Five Questions with Judith Daar

A conversation with the 2020 Lader Lecturer, Judith Daar, JD

Judith Daar will deliver the Lawrence Lader Lectureship on Family Planning and Reproductive Rights, Emerging Dilemmas in Reproductive Medicine: Disputes over embryo transfer on Wednesday, October 7, 2020, at 5 p.m. ET.

Daar is the Ambassador Patricia L. Herbold Dean and Professor of Law at the Chase College of Law at Northern Kentucky University. Her academic career in the health law field focuses on emerging technologies and barriers to equitable access in family formation.
Judith Daar
What inspired your interest in the field of equitable reproductive technology? 
My awakening to the world of assisted reproductive technologies (ART) occurred during a first-of-its-kind course in law school in the 1980s, at a time when most of the techniques I study today did not exist. Even in the early days of IVF, I became aware and concerned about the stratification of access to these life-giving medical procedures that were disproportionately available to and utilized by nonminority women of means. This pattern is particularly troublesome in light of longitudinal evidence that minority women experience higher rates of infertility.

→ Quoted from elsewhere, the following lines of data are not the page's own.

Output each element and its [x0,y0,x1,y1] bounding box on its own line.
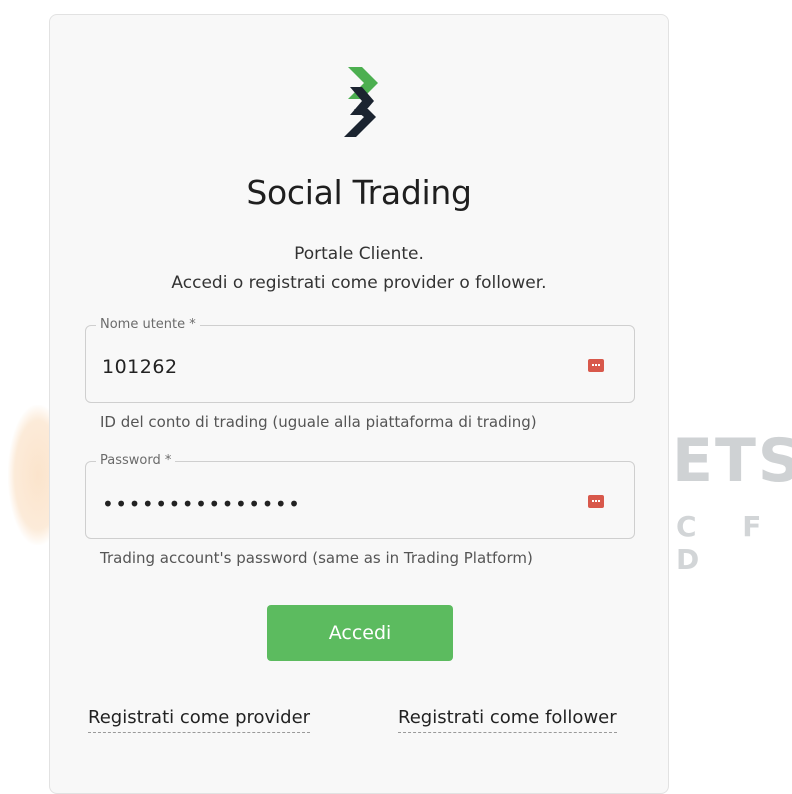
social-trading-logo [344,67,378,137]
subtitle-line-2: Accedi o registrati come provider o foll… [171,273,547,293]
register-follower-link[interactable]: Registrati come follower [398,707,617,733]
login-button[interactable]: Accedi [267,605,453,661]
background-brand-mark [8,405,54,545]
username-field[interactable]: Nome utente * 101262 [85,317,635,403]
subtitle-line-1: Portale Cliente. [294,244,424,264]
background-brand-text: ETS [672,426,792,496]
password-field[interactable]: Password * ••••••••••••••• [85,453,635,539]
password-manager-key-icon[interactable] [588,495,604,508]
register-provider-link[interactable]: Registrati come provider [88,707,311,733]
password-value-masked[interactable]: ••••••••••••••• [102,494,301,514]
password-manager-key-icon[interactable] [588,359,604,372]
username-helper-text: ID del conto di trading (uguale alla pia… [100,413,537,431]
username-label: Nome utente * [96,317,200,332]
background-brand-subtext: C F D [676,510,780,576]
username-value[interactable]: 101262 [102,356,178,378]
password-label: Password * [96,453,176,468]
page-title: Social Trading [246,173,472,212]
password-helper-text: Trading account's password (same as in T… [100,549,533,567]
login-card: Social Trading Portale Cliente. Accedi o… [49,14,669,794]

Your recent book, The New Eugenics: Selective Breeding in an Era of Reproductive Technologies, explores the past two decades of advances in reproductive technologies through an intersectional lens. How has access to such technologies changed in that time? Are we moving in the right direction in terms of access? How can we do better? 
We can always do better, given the improving effectiveness of ART and the continuing need for assisted conception among many who aspire to become biological parents. In some ways, the landscape has improved while in other ways it is stagnant. Today far more providers are willing—even anxious—to treat single men and women, same-sex couples, transgender individuals, and patients with disabilities. What hasn’t changed much is the insurance coverage afforded for access to these expensive technologies. A few states have made changes in laws addressing fertility care but most have not and remain silent about the provision of insurance coverage for ART.

You describe some ART practices as a modern form of eugenics. How did we get here? What was missing from institutional or regulatory protections to allow this? 
At its heart, eugenics is a scheme in which law, policy, and public attitudes combine to devalue and suppress reproduction among disfavored groups. Historically, access to ART has followed this pattern by the imposition of a variety of barriers to access. These barriers include the high cost of treatment and its disparate impact on women of color, provider unwillingness to treat single, gay, transgender, disabled patients, and a body of law that fails to protect against discrimination in the health care setting involving targeted treatment denials.

In general, medical technology outpaces the public and legislative understanding of those technologies. How can our legislators and/or the public electorate keep up with emerging reproductive technologies? 
There are no shortage of articulate experts who can educate lawmakers and the public about emerging reproductive technologies. The problem is that inroads into human reproduction are incredibly freighted with emotion, angst, and mistrust such that a dialog on the scientific merits of any advancement has become illusive. History reveals that new reproductive technologies gain public acceptance, if at all, only after years of successful use. Our moral panic at the prospect of altering how we reproduce is soothed only by experiencing how these technologies improve – but don’t fundamentally alter – the basic formula for reproduction. One of the most common misconceptions I hear is that people turn to ART to improve upon what nature allows. The notion is that these technologies empower us to produce healthier, smarter, better children to create an advantage over natural conception. The truth is that nearly everyone who turns to ART does so because they cannot become parents the old-fashioned way. ART supplies the first steps, but in the end it is merely a conduit to bringing life into the world exactly the same way it has always arrived. 

Are there specific technologies, practices, or policies that are particularly concerning to you? What are they and why?
I find the current work in germline gene-editing intriguing for its potential to stave off disease replication in families whose members have suffered under the weight of a heritable illness. Likewise, the prospect of in vitro gametogenesis is fascinating should it enable each of us to produce gametes using stem cell techniques. What is concerning is the federal government’s structural barrier to research and development in the field. Since 1996, federal law has prohibited public funding of most research involving embryos and thus stalled the U.S. in the worldwide quest to improve our reproductive lives.